In this respect, I’ve always hated when people moan about the TV licence and how expensive they think it is, when I’m very much one of the many who believe that it’s a relatively tiny cost for what it provides. From the TV Licensing website:

A standard colour TV Licence costs £145.50 – the equivalent of £12.13 per month or just under 40p per day. The fee you pay provides a wide range of TV, radio and online content, as well as developing new ways to deliver it to you. In addition to funding BBC programmes and services, a proportion of the licence fee contributes to the costs of rolling out broadband to the UK population and funding Welsh Language TV channel S4C and local TV channels. This was agreed with the government as part of the 2010 licence fee settlement.

It pays for practically everything that the BBC produce on TV, Radio and online! And it part funds the signal distribution network across the entire country! And part of all that means employing more than 20,000 people. That’s awesome! But that word ‘licence’ and the threat of a fine if you don’t pay for it, makes people resent it and distances the fee / funding / sponsorship / pledging / backing from the amazing return to each and every person on the UK. 

For comparison in my mind, I always think of other things that I willingly pay for that use alternate words to get my money, in return for what they produce. Here’s my list of ongoing ‘content’ costs (because adding phone bills, broadband and utilities start to confuse the clear point of enjoying just what’s produced):

Apple Music Family Membership: £179.88/year (14.99/month)
TV Licence: £145.50/year (£12.13/month)
Audible 1 Book Monthly Membership: £95.88/year (£7.99/month)
1 screen Standard Definition Netflix Plan: £71.88/year (£5.99/month)
Kottke.org Membership: £47.93/year (£3.99/month)
Kurzgesagt Patreon Support: £18.48/year (£1.54/month)
Wikimedia Foundation Subscription/Donation: £12/year (£1/month)
CGP Grey Patreon Support: £9.24/eyar (77p/month)

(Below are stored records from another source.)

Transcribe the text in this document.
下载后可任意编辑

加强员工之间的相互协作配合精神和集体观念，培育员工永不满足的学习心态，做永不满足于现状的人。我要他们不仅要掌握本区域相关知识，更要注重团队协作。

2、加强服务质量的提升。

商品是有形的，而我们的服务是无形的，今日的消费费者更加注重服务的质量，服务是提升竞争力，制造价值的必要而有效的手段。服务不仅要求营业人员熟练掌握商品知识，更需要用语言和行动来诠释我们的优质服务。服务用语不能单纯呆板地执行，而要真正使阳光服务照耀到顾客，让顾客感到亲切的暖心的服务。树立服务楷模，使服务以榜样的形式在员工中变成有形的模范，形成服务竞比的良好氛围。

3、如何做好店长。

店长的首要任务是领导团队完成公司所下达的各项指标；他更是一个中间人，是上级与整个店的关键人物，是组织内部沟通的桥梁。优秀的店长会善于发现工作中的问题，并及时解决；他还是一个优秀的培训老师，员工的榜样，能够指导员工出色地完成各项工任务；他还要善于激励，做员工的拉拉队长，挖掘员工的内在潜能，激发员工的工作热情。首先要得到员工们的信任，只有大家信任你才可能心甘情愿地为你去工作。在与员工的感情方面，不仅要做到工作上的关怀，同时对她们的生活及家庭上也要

Straight off, I’m paying more just for music and the digital delivery of it to me, my partner and my Mum, than I am for everything that the licence fee pays for. Same price if I used Spotify. 

Next up, paying for one audio book per month, costs just £49.62 less per year than the cost of everything that the licence fee pays for. Followed closely by Netflix which is practically half the annual licence fee, for the part creation and delivery of a tiny percentage of the content I watch onscreen, for use on just one screen at a time.

Thereafter the costs fall and become much more ‘funding’ like in my choice to pay directly to creators and resources that I like, but collectively, for one blog, some short science and sociology animations, and for Wikipedia*, I pay £87.65 per year. That’s £57.85 less than I pay for everything that the licence fee provides. 

I’m labouring the point, but only because it feels so laboured in my mind. I love the BBC and would pay double for what it gives to my family, but I think that the language of ‘licence’ is distracting and allows others to better capitalise on social and civic duty with words like ‘backing’ and ‘support’. Language isn’t the only issue obviously, with many licence fee naysayers having ulterior motives I’m sure, but it’s a small design detail that the TV Licence fee website could benefit from at the very least. 

My point, other than thinking these thoughts aloud, is a slight aside to my other collected thoughts on Content Design. Not quite the 4th part I had planned, but something I think I needed to get out before I could complete part 4. A content dump. Now dumped. 

* I actually feel a little guilty for giving such a small donation to Wikipedia which I use almost every day. At the same time, I reconcile the guilt somewhat due to the fair number of dubious ‘facts’ in it. It’s a great reference, but it’s far from fallible. 

Update, 18 November 2016: Just added another £12/year (£1/month) on Pateron for Wait But Why. This takes my conscious annual content funding total to £99.65 per year, £45.85 short of the TV licence fee.